Four months ago, House Republicans and Gov. LePage manufactured a crisis that turned the Legislature into a horror show.

By withholding support for routine procedural bills, they hoped to apply pressure on Democrats to rewrite citizen-initiated laws, including Medicaid expansion and the minimum-wage increase.

Instead, the Republicans succeeded in creating a legislative zombie session, one that’s neither dead nor alive, which worked in fits and starts throughout the summer. Ultimately, action by the courts took some of the most contentious issues off the table, and the zombie was mercifully put to rest before it could get its hands on the minimum wage.

It was hardly a happy ending, but it’s a relief that it’s over.

This episode should provide a valuable lesson to those of us who believe that Maine is doing too much of its lawmaking by referendum. If you want to have fewer complex issues decided on a yes-or-no basis by the voters on Election Day, you should take a long look at what just happened and figure out how to make sure it doesn’t happen again.

It’s not just a simple case of philosophical difference or partisan gridlock. This was a direct attack on the legislative process designed to give a numerical minority the upper hand in negotiations to undo programs with popular support.

House Republicans used their ability to stop the process to blow up bipartisan deals that had the support of the Republican-controlled Senate.

In the House, Republicans refused to vote on an errors bill, which fixed various mistakes in the budget passed in 2017.

One of those errors was a simple typo that had the effect of denying Clean Election funding to qualified candidates for legislator and governor. And they stonewalled a compromise on funding to implement Medicaid expansion, giving LePage an excuse to shirk even the most basic administrative steps required under the law that was passed by the voters.

All the jockeying pushed legislative business from the spring into the summer, but even given the delay, they did not accomplish much. A Superior Court justice ordered the state to distribute the Clean Elections funding. Another judge ordered the administration to file a Medicaid expansion plan with the federal government as required by the law. That was upheld by the state supreme court.

With their two main bargaining chips lost, House negotiators were able to come to terms on the remaining unfinished business, including a compromise bill that brought the state tax code into closer conformity with changes to the reformed federal code. Additional support for child protective services, including hiring caseworkers and updating the computer system, was also approved.
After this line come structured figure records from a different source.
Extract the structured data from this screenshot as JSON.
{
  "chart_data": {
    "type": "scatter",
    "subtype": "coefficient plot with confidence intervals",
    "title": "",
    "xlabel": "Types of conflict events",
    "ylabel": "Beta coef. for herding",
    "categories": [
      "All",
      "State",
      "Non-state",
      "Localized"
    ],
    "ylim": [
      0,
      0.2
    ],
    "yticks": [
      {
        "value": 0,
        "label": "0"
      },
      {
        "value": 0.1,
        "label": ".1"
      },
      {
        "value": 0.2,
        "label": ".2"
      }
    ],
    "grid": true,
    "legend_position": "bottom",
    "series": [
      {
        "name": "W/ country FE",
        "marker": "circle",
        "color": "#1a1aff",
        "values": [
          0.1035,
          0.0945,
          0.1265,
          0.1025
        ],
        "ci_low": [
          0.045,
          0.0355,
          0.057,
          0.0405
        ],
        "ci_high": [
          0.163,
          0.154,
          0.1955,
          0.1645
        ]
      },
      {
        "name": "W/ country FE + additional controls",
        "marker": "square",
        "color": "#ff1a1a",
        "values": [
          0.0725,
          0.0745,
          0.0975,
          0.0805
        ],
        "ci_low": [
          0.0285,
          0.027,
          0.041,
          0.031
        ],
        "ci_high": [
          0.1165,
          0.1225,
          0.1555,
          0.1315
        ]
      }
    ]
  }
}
In the end, the minority was not able to exert its will over everyone else, but it did drag out the process and sap the public’s confidence in the lawmakers’ ability to do their jobs. This kind of legislating invites the work-arounds through referendums and the courts that conservatives say they don’t like. The lesson for future lawmakers should be that just because you can do something doesn’t mean you should.

In the book “How Democracies Die,” authors Steven Levitsky and Daniel Ziblatt talk about “institutional forbearance,” which they describe as one of the unwritten laws that keep democratic competition from turning into a partisan fight to the death.

They write: “Where norms of forbearance are strong, politicians do not use institutional prerogatives to the hilt, even if it is technically legal to do so, for such action could imperil the existing system.”

Thanks to term limits, there will be a new cast of characters in Augusta next year. Lawmakers and the next governor ought to look at the 2018 horror show, and pledge that there won’t be a sequel.